Risk Checking in Under 500 Nanoseconds

With the Securities and Exchange Commission’s new rule banning naked access in place, an arms race has developed among trading systems vendors.

Each claims their platform is the fastest when it comes to risk-checking orders. Now New York-based Matrix Trading Technologies is claiming it can run an order through 41 risk checks in less than 500 nanoseconds. The trick, according to Matrix founder and chief executive Louis Liu, is his system’s usage of field programmable gate array (FPGA) technology.

While most vendors use software to conduct the risk-checking process, Liu contends FPGA hardware is faster.

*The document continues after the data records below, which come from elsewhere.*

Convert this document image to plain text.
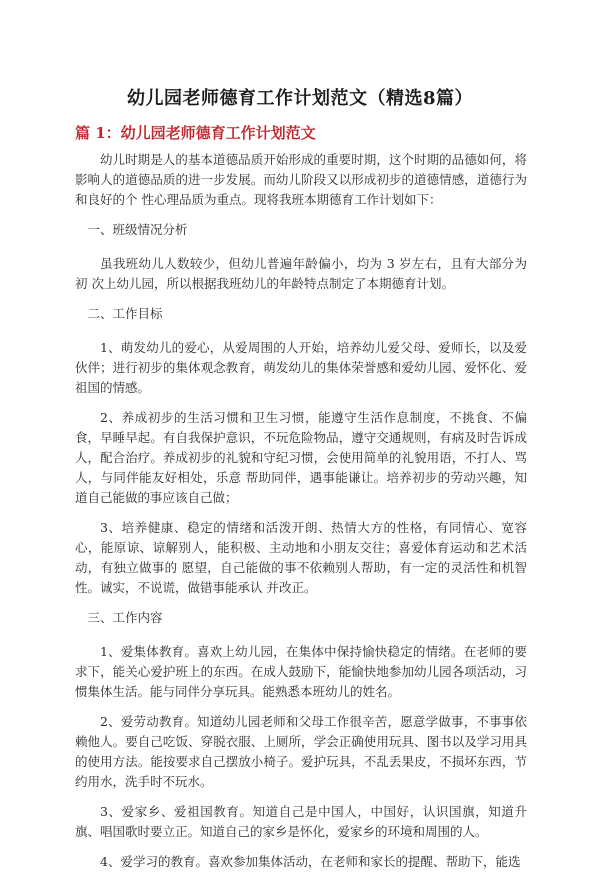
幼儿园老师德育工作计划范文（精选8篇）
篇 1：幼儿园老师德育工作计划范文

幼儿时期是人的基本道德品质开始形成的重要时期，这个时期的品德如何，将影响人的道德品质的进一步发展。而幼儿阶段又以形成初步的道德情感，道德行为和良好的个 性心理品质为重点。现将我班本期德育工作计划如下：

一、班级情况分析

虽我班幼儿人数较少，但幼儿普遍年龄偏小，均为 3 岁左右，且有大部分为初 次上幼儿园，所以根据我班幼儿的年龄特点制定了本期德育计划。

二、工作目标

1、萌发幼儿的爱心，从爱周围的人开始，培养幼儿爱父母、爱师长，以及爱 伙伴；进行初步的集体观念教育，萌发幼儿的集体荣誉感和爱幼儿园、爱怀化、爱祖国的情感。

2、养成初步的生活习惯和卫生习惯，能遵守生活作息制度，不挑食、不偏食，早睡早起。有自我保护意识，不玩危险物品，遵守交通规则，有病及时告诉成人，配合治疗。养成初步的礼貌和守纪习惯，会使用简单的礼貌用语，不打人、骂人，与同伴能友好相处，乐意 帮助同伴，遇事能谦让。培养初步的劳动兴趣，知道自己能做的事应该自己做；

3、培养健康、稳定的情绪和活泼开朗、热情大方的性格，有同情心、宽容心，能原谅、谅解别人，能积极、主动地和小朋友交往；喜爱体育运动和艺术活动，有独立做事的 愿望，自己能做的事不依赖别人帮助，有一定的灵活性和机智性。诚实，不说谎，做错事能承认 并改正。

三、工作内容

1、爱集体教育。喜欢上幼儿园，在集体中保持愉快稳定的情绪。在老师的要 求下，能关心爱护班上的东西。在成人鼓励下，能愉快地参加幼儿园各项活动，习惯集体生活。能与同伴分享玩具。能熟悉本班幼儿的姓名。

2、爱劳动教育。知道幼儿园老师和父母工作很辛苦，愿意学做事，不事事依 赖他人。要自己吃饭、穿脱衣服、上厕所，学会正确使用玩具、图书以及学习用具的使用方法。能按要求自己摆放小椅子。爱护玩具，不乱丢果皮，不损坏东西，节约用水，洗手时不玩水。

3、爱家乡、爱祖国教育。知道自己是中国人，中国好，认识国旗，知道升旗、唱国歌时要立正。知道自己的家乡是怀化，爱家乡的环境和周围的人。

4、爱学习的教育。喜欢参加集体活动，在老师和家长的提醒、帮助下，能选
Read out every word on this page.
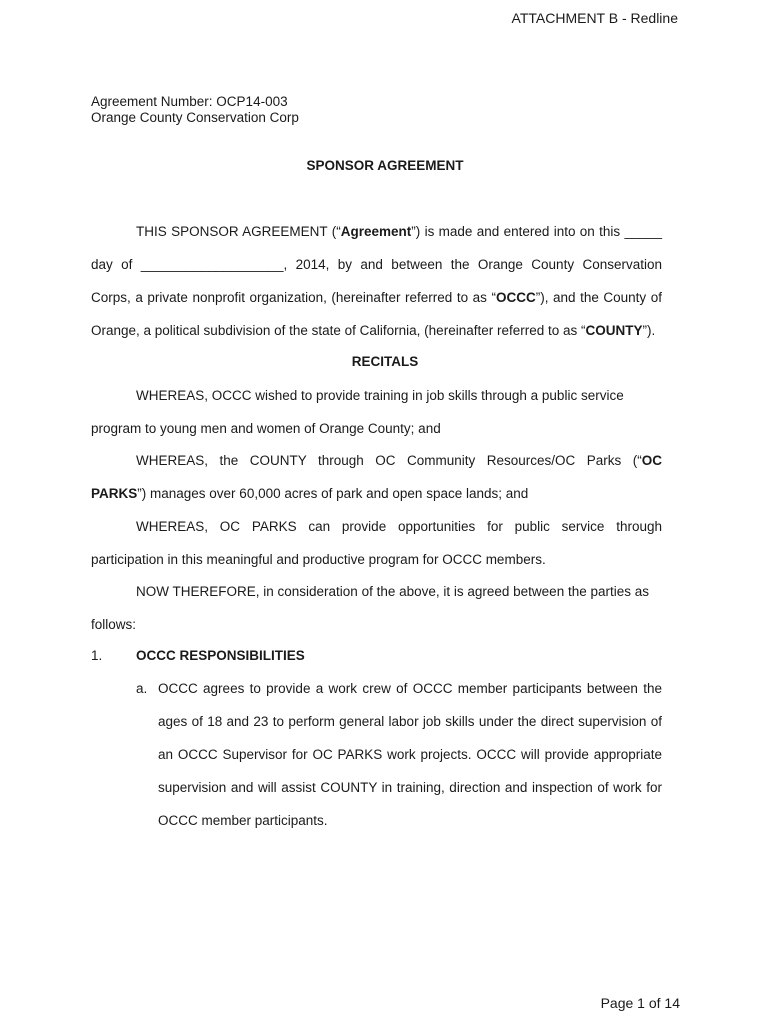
ATTACHMENT B - Redline
Agreement Number: OCP14-003
Orange County Conservation Corp
SPONSOR AGREEMENT
THIS SPONSOR AGREEMENT (“Agreement”) is made and entered into on this _____
day of ___________________, 2014, by and between the Orange County Conservation
Corps, a private nonprofit organization, (hereinafter referred to as “OCCC”), and the County of
Orange, a political subdivision of the state of California, (hereinafter referred to as “COUNTY”).
RECITALS
WHEREAS, OCCC wished to provide training in job skills through a public service
program to young men and women of Orange County; and
WHEREAS, the COUNTY through OC Community Resources/OC Parks (“OC
PARKS”) manages over 60,000 acres of park and open space lands; and
WHEREAS, OC PARKS can provide opportunities for public service through
participation in this meaningful and productive program for OCCC members.
NOW THEREFORE, in consideration of the above, it is agreed between the parties as
follows:
1. OCCC RESPONSIBILITIES
a. OCCC agrees to provide a work crew of OCCC member participants between the
ages of 18 and 23 to perform general labor job skills under the direct supervision of
an OCCC Supervisor for OC PARKS work projects. OCCC will provide appropriate
supervision and will assist COUNTY in training, direction and inspection of work for
OCCC member participants.
Page 1 of 14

"It took a while to make this available," Liu said, "but it is incomparable as far as speed."

The SEC’s Rule 15c3-5 forces brokers to run their customers’ orders through a slew of risk checks before sending them out to the market. That is supposed to minimize the chances a rogue order will disrupt trading. The result is a scramble by brokers looking for technology that will check risks but not slow down their latency-sensitive customers.

Liu is an industry veteran who built one of the original direct market access platforms called Sonic Trading. The system was bought by the Bank of New York’s institutional brokerage arm (now ConvergEx) in 2004. Liu and Sonic co-founder Joe Camaratta spent about four years at ConvergEx before leaving to start Matrix in 2007.